By adding to, subtracting from, and/or re-phrasing the original, the translator implies that he knows more than the original text does, that, in effect, his mind is superior to its mind. The “native” text becomes raw material for the colonizer-translator to educate and to re-form in a way that ends up instructing the reader to believe that the foreign poet is aping our literary conventions. All translations are, in varying degrees, specters or emanations. Spectral translations haunt us with the loss of the original; before them, facing the translator’s inabilities or hubris, we feel that the original has been sucked into a smaller, less effective size.
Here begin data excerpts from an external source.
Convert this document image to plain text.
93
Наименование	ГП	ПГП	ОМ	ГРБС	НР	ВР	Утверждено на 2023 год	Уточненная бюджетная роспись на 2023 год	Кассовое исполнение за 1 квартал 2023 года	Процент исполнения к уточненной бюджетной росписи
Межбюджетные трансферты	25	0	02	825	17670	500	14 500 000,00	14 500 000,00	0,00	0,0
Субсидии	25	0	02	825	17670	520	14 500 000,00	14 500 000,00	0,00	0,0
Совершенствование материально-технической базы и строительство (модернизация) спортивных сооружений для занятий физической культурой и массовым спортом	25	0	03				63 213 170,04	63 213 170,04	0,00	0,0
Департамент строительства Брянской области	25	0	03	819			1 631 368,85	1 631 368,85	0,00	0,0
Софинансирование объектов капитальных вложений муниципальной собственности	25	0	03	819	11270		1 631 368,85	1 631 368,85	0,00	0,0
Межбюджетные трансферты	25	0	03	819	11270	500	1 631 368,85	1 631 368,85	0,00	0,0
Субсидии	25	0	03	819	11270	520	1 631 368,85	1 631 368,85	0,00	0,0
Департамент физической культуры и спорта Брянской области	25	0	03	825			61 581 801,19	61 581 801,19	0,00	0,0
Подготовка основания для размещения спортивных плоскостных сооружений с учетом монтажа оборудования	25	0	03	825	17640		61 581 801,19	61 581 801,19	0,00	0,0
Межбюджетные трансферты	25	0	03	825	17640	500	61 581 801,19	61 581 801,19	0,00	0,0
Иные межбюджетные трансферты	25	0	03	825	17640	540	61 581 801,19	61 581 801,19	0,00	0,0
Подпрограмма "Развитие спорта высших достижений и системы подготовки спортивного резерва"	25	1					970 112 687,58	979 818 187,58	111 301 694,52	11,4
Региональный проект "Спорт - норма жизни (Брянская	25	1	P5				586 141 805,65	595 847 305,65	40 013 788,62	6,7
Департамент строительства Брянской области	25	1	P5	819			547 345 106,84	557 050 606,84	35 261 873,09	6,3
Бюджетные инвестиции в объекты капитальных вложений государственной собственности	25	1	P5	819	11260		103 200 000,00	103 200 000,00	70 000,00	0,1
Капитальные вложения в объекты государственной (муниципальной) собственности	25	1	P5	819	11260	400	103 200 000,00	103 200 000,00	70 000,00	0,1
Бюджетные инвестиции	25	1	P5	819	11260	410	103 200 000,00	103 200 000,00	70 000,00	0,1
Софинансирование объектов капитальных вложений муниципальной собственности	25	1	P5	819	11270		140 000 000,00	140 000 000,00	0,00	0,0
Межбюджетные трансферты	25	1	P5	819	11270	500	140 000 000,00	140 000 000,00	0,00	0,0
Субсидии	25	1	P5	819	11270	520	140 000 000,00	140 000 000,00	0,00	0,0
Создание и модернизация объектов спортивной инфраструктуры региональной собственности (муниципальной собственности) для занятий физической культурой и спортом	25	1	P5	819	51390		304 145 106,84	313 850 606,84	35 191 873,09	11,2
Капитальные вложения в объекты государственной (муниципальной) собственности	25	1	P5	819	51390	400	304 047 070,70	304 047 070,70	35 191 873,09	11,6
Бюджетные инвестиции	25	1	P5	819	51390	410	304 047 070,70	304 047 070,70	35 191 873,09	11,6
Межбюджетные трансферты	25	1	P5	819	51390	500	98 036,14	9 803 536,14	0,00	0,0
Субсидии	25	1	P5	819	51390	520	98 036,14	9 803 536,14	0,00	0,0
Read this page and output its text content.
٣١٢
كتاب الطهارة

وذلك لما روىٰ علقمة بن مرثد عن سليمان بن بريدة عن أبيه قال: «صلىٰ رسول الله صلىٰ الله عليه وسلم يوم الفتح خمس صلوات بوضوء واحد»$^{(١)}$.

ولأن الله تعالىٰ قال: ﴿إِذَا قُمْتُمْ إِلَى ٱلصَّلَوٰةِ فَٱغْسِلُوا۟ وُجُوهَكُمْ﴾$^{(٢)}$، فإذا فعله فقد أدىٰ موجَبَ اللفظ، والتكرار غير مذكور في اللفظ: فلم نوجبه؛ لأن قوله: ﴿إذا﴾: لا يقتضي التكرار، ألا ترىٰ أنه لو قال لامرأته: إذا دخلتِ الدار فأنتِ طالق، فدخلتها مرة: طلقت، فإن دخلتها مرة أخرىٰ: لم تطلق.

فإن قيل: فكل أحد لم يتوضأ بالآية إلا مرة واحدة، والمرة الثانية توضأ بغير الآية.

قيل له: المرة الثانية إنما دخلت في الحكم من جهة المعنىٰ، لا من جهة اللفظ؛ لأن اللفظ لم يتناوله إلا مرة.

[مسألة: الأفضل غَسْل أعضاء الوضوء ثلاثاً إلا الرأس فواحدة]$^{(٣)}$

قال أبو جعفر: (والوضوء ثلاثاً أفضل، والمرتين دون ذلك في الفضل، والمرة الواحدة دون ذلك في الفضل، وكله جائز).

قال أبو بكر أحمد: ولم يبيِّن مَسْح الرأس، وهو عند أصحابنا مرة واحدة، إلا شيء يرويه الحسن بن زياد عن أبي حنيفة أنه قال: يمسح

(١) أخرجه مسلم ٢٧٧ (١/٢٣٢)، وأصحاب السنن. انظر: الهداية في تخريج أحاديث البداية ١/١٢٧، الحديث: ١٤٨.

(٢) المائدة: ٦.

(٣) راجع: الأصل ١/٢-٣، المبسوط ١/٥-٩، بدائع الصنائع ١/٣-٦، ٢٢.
Like ghosts, such translations painfully remind us to what extent the dead are absent. Emanational translations, on the other hand, are what can be made of the original poet’s vision; while they are seldom more potent than their prototypes, good ones hold their own against the prototype and they bring it across as an injection of fresh poetic character into the literature of the second language."
*
I can't stomach the assumptions being made above, mainly because I am one of those non-Zukofsky homophonic translators. The difference between other homophonic translators and the Zukofskys is not even explained--why are the Zukofskys extended an olive branch? I find the above insinuations ridiculous, actually--that because I decided to translate a work the way I sought fit, that I am somehow trying to outwit it, or worse, more personally, trying to outwit the author, Vallejo. I have never had that thought in my head--that's purely an Eshlemanian concoction. I was never trying to outwit Vallejo. I don't even know what that would mean. My interests were in meeting at the sounded fields between languages, in the dissonance, in the breaking down, in my own inhabitations, my cohabitations with the text. I wanted to give voice to the forays my mind makes, however tangled and smooth, and to do this by using a method that most closely matched what my mind tends to do by itself. And nowhere do I suggest that I know more than Vallejo, or more than his text does, by simply engaging with a text differently than Eshleman does. It is not only the translator who is dealing with spectral translations, but the original author as well. I don't see the homophonic translator as performing some obscene, unholy surgery on a "pure" text. I don't believe in "pure" texts. I see Vallejo's Trilce as a translation itself, of all the nebulae of his life and surroundings, using a language he was born into, or imprisoned into, to explain it. I see, in my case, someone deeply interested in Vallejo's writing and his life, by extension, and who has benifited from the various English translations available, the chief among them Eshleman's. Finally, I'm really tired of the "colonizer" metaphor being applied to writing. Someone should hand out tickets for these types of things, for such erroneous and overly dramatic uses of metaphors.